When I started this blog 5.5 years ago I wanted to come up with a name that had meaning. Change the G to a J and you get ReJenerationS which has my name in the middle and my initials (JRS). It nods to multiple generations, but more importantly the definition and concept of regenerating resonated deeply with me. It’s not just about growth but about healing, restoring what once was or making something better than it was before it was broken down. It can refer to physical or emotional states. Regenerating can be spiritual in that a person’s faith can be questioned, examined, and radically changed. Relationships sometimes go through this metamorphosis. Those that survive a trauma come out stronger. Sometimes this takes months. Sometimes it takes a lifetime.
Regenerating over and over is how we experience life’s lessons. My greatest challenges, even the most painful have resulted in growth that could not have come any other way. It occurs in cycles, sometimes overlapping, never within our control. Some are more serious and have more impact than others. I’ve come to believe that this is the whole point to life. That we experience the full range of joy and sorrow in order to learn and evolve. We are charged with coming through these challenges better equipped to bring joy to existence.
My current challenge began while I was still being knit together in my mother’s womb. Before I was born two bones in my neck that were supposed to separate failed to do so resulting in a partial fusion of the bones C5/C6. For my whole life I’ve had a slightly less mobile neck as a result. I didn’t know any differently. The trouble with unseparated vertebrae is that this causes arthritis or degeneration in the bones and discs above and below the fusion due to the added stress placed upon them. This degeneration was a process set in motion from my beginning.

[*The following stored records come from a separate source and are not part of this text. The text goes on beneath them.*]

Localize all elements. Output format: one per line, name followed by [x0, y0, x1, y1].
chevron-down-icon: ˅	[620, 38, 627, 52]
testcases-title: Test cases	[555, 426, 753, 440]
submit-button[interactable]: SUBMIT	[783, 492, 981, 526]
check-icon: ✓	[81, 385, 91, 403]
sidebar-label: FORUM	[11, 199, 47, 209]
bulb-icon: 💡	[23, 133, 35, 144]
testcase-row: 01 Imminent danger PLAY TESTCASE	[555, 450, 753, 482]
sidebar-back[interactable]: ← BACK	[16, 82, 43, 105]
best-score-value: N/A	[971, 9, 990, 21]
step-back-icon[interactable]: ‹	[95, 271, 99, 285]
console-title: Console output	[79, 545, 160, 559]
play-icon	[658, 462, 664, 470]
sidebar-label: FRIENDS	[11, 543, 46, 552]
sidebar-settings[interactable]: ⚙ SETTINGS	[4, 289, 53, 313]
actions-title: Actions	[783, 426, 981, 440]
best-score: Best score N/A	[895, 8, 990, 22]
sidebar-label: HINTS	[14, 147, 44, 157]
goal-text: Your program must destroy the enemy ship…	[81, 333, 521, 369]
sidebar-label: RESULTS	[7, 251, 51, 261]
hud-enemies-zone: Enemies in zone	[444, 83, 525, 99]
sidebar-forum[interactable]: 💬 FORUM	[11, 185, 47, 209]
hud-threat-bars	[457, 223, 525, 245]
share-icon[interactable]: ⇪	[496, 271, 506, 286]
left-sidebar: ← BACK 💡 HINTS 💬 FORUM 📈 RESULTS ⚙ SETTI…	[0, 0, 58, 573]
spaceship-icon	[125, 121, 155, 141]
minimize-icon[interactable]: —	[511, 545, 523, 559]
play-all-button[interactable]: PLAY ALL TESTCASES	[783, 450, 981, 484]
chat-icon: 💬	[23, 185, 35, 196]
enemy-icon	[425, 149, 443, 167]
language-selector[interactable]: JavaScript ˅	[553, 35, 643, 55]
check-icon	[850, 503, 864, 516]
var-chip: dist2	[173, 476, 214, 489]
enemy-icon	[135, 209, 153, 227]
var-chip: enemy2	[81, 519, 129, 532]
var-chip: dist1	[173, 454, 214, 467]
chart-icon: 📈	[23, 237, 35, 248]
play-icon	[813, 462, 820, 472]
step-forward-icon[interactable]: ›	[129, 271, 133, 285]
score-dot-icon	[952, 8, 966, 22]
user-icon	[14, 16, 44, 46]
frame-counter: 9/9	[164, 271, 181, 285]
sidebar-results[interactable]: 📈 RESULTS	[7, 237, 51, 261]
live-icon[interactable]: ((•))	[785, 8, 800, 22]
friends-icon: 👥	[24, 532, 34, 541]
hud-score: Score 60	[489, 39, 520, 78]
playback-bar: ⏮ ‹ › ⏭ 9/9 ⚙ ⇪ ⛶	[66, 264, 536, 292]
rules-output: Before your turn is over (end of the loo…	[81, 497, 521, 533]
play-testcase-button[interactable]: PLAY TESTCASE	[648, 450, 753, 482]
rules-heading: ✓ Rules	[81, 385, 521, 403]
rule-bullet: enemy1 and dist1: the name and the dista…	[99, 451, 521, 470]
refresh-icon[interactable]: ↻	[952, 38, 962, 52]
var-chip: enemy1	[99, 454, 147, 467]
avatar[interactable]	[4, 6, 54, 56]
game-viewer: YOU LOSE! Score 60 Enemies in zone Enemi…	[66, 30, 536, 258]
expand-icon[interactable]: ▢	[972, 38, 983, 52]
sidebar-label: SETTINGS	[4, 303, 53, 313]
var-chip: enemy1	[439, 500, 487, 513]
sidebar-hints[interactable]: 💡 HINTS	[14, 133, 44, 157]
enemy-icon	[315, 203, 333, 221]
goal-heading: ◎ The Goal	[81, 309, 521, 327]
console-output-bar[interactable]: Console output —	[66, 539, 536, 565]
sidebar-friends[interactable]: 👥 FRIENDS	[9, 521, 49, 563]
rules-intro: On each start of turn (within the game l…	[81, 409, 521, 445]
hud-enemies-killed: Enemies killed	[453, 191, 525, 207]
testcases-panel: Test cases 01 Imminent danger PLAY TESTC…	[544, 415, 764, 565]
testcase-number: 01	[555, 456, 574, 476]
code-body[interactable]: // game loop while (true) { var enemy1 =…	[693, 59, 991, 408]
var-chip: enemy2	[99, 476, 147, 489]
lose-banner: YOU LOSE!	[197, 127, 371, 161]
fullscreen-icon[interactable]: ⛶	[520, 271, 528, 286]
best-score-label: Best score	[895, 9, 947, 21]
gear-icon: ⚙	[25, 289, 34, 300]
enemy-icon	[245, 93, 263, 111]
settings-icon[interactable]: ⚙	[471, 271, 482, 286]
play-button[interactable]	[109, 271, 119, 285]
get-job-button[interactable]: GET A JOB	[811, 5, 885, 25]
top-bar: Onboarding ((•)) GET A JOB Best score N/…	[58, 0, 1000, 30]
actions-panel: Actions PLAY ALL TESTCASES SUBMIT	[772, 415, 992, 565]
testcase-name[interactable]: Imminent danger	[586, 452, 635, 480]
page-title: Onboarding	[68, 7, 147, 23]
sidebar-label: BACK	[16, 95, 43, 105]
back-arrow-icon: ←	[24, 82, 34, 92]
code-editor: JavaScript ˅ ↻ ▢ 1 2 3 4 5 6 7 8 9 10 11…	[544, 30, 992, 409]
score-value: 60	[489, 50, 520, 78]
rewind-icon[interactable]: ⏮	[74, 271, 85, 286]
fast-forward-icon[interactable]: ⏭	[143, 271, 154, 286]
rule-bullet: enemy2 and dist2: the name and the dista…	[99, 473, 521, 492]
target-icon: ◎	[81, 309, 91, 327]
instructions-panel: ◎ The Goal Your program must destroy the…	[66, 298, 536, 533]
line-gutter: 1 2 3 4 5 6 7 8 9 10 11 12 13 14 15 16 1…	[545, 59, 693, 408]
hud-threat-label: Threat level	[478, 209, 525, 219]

As we age the majority of humans, if given an MRI, will eventually show wear and tear of our spines. That is because we carry our 10 pound heads around on little bones designed to be strong, yet flexible. Spines are a fantastic design, but they often experience injury regardless of how careful we are.
In 1997 I was a passenger in a car that was rear ended by a drunk driver on an interstate. My neck suffered trauma but no broken bones. Conservative care for many months by a talented chiropractor brought relief. Through the years I have reinjured the area by seemingly harmless activities like housework or exercise. Chiropractic care has always come through for me.
During the month of August, Mark and I took turns taking Sophie to a feeding program at the children’s hospital every day, Monday through Friday. On my days we would take the train. I would help her on and off and lug her heavy back pack on my shoulders all day. In early September my symptoms set in.
At first I noticed a tingling sensation in my left pointer finger and thumb, like it feels when your hands or feet “fall asleep” by sitting the wrong way. Then my neck and shoulders began to hurt in the old familiar way so I did what I knew and went back to my chiropractor. I’m a busy person so despite the pain, I went sporadically in September. One day, I arrived in a ball of snot and tears from the pain, the numbness that had increased, and pain in my arms which was new.
My doc had a Come to Jesus talk with me (ironic, given that he’s Jewish). With a soft, kind voice but a firmness I had not heard in the three years of being his patient, he spoke about walking the line between offering his patients freedom to dictate their frequency of treatment and insisting on consistency that gets results. “Jen, we’ve talked about this. You don’t just have pain this time. You have numbness and an electric shock feeling in your hands. This is NERVE DAMAGE. If you don’t address this now, it could get worse and it could be permanent. You’re busy. I understand that. You need to decide what is important to you and I strongly suggest that you put your needs at the top of the list.”
It’s what I needed to hear and I took it to heart.